Le Premier ministre israélien se dit en mesure de former un gouvernement, avec l’appui de l’extrême droite et des ultraorthodoxes. Le chemin est encore long.
Il était moins une, mercredi, lorsque Benyamin Netanyahou a téléphoné au président pour lui transmettre la fameuse formule : « Je l’ai. » Une traduction littérale de l’hébreu qui, de fait, signifie, « je suis en mesure de former le prochain gouvernement ». Cela s’est donc passé quelques minutes avant minuit, juste avant l’expiration du mandat octroyé le 13 novembre dernier par Isaac Herzog au vainqueur des élections du 1er novembre. Autrement dit, Benyamin Netanyahou.
עלה בידי.
— Benjamin Netanyahu – בנימין נתניהו (@netanyahu) December 21, 2022
Avec son parti, le Likoud, et ses alliés, il revendiquait alors la confortable majorité de 64 députés sur les 120 que compte la Knesset, le parlement israélien. Dans l’allégresse du moment, son entourage avait même lancé qu’il faudrait à Benyamin Netanyahou deux semaines au plus pour composer son gouvernement. Ivresse de la victoire ou mauvaise estimation des formations partenaires ? Reste qu’il aura fallu sept semaines d’âpres négociations, avec moult crises et rebondissements, pour que le Premier ministre désigné parvienne à ses fins. Enfin, presque…
Des alliés exigeants
Car, ce n’est pas terminé. Le pays pourrait devoir attendre jusqu’au 2 janvier prochain – ce serait une nouvelle fois une échéance respectée in extremis – pour assister à l’investiture du nouveau cabinet. Car si plusieurs ententes ont déjà été conclues avec les alliés du Likoud, il reste encore à finaliser l’accord de coalition en bonne et due forme. Une tâche pas facile quand on connaît les exigences et l’appétit des uns et des autres.
Exemple : les partis ultraorthodoxes. Le Judaïsme de la Torah (ashkénaze) réclame le financement de l’ensemble de son système d’éducation privée – du jardin d’enfants aux écoles talmudiques – à parts égales avec l’éducation nationale publique et cela sans que soit exigé de la part des élèves ultrareligieux qu’ils étudient les matières fondamentales comme les mathématiques, les sciences et l’anglais. Le tout en gravant dans le marbre la dispense de service militaire accordée aux jeunes ultraorthodoxes.

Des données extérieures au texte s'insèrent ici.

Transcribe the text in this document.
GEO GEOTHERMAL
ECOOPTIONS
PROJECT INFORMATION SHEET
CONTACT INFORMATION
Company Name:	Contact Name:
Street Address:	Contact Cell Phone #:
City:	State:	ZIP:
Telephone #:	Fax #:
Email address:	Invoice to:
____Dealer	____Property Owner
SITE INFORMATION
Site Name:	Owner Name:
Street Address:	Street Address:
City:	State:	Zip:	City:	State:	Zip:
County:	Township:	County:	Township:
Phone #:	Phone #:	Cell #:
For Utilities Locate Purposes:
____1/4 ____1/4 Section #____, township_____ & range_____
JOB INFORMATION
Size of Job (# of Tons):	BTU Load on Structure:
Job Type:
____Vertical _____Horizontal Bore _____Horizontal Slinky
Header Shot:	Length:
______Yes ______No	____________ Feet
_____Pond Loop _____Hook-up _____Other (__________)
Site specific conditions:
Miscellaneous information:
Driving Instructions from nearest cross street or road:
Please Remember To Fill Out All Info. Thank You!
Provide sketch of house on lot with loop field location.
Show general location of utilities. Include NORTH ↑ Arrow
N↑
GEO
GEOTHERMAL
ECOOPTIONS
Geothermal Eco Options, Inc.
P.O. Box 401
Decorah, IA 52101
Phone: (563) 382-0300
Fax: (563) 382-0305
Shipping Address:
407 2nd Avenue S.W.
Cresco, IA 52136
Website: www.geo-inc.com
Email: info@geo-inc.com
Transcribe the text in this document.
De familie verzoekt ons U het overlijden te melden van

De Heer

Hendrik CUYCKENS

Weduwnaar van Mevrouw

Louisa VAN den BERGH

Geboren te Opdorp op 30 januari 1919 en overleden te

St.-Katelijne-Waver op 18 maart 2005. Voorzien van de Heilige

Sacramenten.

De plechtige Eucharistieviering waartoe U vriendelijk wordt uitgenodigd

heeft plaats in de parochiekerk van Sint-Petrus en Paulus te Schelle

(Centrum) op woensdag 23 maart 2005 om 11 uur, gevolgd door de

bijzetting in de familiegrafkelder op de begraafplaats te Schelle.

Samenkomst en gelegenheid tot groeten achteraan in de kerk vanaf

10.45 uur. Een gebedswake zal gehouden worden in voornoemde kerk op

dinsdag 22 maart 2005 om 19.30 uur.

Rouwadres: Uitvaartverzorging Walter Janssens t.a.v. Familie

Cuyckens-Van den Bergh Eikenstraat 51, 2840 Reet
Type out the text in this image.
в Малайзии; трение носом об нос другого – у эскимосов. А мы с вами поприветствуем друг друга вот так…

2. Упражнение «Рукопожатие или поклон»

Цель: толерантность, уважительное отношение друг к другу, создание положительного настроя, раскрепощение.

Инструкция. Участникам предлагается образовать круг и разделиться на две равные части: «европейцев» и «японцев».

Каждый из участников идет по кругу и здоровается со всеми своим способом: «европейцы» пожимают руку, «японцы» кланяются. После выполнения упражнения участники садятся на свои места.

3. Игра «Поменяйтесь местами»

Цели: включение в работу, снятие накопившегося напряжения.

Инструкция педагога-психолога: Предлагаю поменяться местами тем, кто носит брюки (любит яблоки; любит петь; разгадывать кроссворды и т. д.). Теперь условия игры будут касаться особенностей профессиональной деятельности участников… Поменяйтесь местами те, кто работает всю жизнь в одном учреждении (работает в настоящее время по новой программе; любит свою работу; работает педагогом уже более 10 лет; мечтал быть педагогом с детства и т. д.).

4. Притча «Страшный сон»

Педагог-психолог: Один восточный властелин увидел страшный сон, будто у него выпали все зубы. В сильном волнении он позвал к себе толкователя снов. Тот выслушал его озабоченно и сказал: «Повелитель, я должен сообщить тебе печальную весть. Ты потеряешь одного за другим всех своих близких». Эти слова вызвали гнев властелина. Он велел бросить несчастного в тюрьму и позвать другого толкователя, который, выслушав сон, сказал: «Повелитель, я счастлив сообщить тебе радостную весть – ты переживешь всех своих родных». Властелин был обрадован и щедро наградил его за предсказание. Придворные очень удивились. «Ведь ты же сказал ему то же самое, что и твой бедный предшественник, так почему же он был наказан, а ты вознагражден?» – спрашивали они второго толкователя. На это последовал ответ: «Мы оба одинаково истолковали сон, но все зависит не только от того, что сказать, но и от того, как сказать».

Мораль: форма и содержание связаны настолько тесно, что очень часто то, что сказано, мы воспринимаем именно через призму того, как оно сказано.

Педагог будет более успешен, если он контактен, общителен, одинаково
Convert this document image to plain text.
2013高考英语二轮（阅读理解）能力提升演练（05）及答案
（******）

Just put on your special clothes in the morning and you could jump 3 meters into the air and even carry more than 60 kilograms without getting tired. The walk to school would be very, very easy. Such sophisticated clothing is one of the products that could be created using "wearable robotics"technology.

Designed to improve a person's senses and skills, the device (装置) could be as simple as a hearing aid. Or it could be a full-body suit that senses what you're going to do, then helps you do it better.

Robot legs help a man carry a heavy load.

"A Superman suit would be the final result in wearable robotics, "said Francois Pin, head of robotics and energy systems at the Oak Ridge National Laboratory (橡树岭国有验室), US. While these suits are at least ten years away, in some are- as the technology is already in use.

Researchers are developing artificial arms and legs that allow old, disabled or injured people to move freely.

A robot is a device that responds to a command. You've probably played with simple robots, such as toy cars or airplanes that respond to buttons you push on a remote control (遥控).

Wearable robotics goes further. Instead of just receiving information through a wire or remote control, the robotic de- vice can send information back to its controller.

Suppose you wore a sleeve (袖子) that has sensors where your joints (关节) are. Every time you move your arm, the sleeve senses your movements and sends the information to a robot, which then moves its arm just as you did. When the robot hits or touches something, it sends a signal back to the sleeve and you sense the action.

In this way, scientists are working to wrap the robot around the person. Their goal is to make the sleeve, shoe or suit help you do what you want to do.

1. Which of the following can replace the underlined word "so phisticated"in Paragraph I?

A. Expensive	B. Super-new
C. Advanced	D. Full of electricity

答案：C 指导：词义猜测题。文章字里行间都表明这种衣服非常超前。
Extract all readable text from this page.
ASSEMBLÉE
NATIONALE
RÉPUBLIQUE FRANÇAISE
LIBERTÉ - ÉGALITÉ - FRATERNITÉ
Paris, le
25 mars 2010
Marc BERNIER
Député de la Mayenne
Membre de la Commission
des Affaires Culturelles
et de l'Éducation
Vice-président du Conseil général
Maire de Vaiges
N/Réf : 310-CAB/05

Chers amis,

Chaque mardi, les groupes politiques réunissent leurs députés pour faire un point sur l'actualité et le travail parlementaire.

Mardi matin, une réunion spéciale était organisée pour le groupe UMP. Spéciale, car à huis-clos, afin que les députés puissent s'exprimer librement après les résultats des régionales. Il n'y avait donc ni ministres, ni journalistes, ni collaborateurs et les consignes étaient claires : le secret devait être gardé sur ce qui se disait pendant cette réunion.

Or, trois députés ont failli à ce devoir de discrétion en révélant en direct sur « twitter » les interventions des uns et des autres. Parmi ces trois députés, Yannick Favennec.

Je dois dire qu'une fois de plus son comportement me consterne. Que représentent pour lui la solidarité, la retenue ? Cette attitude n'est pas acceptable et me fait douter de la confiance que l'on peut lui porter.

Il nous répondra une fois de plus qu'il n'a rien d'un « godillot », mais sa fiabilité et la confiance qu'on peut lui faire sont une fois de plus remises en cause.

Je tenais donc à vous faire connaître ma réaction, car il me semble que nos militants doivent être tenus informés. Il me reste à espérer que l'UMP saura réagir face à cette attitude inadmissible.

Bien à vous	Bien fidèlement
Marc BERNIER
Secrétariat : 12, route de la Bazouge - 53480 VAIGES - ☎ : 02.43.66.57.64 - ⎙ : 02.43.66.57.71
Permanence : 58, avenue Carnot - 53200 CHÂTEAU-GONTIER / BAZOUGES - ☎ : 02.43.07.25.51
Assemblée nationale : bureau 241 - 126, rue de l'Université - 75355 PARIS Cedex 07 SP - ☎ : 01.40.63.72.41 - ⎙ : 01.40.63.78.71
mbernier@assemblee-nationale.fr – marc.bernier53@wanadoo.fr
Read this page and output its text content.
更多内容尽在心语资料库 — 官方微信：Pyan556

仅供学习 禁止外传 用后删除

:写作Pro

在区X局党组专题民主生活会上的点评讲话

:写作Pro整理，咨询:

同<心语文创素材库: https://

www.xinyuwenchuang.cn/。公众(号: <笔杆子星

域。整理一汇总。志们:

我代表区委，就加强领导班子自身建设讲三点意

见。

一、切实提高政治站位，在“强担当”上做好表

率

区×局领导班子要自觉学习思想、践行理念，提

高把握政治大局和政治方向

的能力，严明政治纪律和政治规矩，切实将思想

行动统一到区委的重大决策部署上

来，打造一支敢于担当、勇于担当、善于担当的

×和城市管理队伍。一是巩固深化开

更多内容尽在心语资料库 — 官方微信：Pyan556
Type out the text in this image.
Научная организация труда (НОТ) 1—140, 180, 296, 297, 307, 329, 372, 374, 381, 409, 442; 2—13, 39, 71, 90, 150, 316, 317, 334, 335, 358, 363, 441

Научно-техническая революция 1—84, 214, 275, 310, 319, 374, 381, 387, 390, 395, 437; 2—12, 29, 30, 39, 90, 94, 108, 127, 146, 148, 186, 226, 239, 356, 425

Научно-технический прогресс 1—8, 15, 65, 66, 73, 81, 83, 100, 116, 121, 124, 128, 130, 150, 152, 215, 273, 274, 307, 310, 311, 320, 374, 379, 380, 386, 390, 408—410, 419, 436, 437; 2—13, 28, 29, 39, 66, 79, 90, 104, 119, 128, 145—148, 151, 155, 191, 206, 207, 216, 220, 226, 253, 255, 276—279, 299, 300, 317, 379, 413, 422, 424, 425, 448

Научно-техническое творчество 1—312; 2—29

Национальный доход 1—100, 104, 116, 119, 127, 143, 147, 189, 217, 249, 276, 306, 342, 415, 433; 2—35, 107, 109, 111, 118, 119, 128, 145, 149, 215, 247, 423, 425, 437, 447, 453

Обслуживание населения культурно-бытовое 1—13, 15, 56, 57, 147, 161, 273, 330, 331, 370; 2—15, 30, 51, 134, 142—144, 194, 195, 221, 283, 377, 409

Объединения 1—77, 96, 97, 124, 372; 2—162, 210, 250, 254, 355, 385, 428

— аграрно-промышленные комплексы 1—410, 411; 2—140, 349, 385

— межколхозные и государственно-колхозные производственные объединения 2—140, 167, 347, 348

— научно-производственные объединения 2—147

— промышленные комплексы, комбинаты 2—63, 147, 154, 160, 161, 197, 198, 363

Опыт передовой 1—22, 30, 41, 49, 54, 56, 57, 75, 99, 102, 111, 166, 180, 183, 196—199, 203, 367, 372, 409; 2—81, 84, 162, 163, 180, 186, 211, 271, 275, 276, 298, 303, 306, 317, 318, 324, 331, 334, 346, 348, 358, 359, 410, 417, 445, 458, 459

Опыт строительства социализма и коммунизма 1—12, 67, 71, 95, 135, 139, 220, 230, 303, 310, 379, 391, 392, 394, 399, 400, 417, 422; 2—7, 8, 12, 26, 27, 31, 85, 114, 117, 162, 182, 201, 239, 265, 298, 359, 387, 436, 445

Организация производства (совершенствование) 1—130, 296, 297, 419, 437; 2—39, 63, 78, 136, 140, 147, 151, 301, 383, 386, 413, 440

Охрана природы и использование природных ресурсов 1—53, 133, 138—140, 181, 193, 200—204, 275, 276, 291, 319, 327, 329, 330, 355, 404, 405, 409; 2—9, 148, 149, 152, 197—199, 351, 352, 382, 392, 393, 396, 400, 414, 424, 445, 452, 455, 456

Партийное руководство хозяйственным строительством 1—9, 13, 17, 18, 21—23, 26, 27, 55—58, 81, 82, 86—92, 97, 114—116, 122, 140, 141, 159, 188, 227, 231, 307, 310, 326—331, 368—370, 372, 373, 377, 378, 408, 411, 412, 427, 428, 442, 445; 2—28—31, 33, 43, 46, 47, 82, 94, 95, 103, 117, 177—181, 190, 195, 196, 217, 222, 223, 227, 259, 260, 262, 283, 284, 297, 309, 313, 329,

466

Shass (sépharade) va même plus loin et devrait obtenir pour ses écoles un budget dépassant de 20 % ce que reçoit l’enseignement public. The Marker, le quotidien économique, a fait le calcul : cela signifierait qu’un étudiant ultraorthodoxe recevrait de l’état 22 000 shekels par an, alors qu’un jeune laïc serait seulement financé à hauteur de 18 000 shekels tout en étant astreint, lui, au service militaire. Autre exigence de Shass : le vote d’une loi permettant à Aryé Dery, son président, d’entrer au gouvernement, alors qu’il a été condamné à deux mois avec sursis pour fraude fiscale. Jusqu’ici, le judiciaire s’y oppose et l’affaire risque de se retrouver devant la Cour suprême.
Le « blitz législatif »
D’autres éléments de blocage concernent les formations d’extrême droite. Puissance juive a désigné son président Itamar Ben-Gvir, condamné en 2007 pour racisme, incitation à la haine et soutien au terrorisme, comme le futur ministre de la Sécurité nationale. Ben-Gvir en veut beaucoup plus, et notamment que l’ensemble des forces de l’ordre soit placé sous son contrôle, aussi bien le département des opérations que celui des enquêtes. Un projet de loi en ce sens a été adopté par la Knesset en 1re lecture. Restent les votes en 2e et 3e lectures qui devraient intervenir la semaine prochaine.
Pour Dorit Benish, une ancienne présidente de la Cour suprême, toutes ces réformes démontrent qu’il s’agit de changer la nature du régime en Israël. C’est également l’avis de l’actuelle procureur générale, très critique de ce qu’elle appelle l’actuel « blitz législatif ». Il y a quelques jours, Gali Baharav-Miara a lancé un double avertissement. À propos des projets de loi du futur gouvernement Netanyahou, elle a affirmé qu’ils menaçaient de faire d’Israël une démocratie « qui, dit-elle, en a le nom mais pas l’essence ». Concernant la loi sur le contrôle élargi de la police réclamé par Itamar Ben Gvir, le futur ministre en charge, elle a été plus précise encore : « la politisation des forces de l’ordre portera un coup sérieux aux principes fondamentaux de l’État de droit, c’est-à-dire l’égalité, l’absence d’arbitraire et l’impartialité ».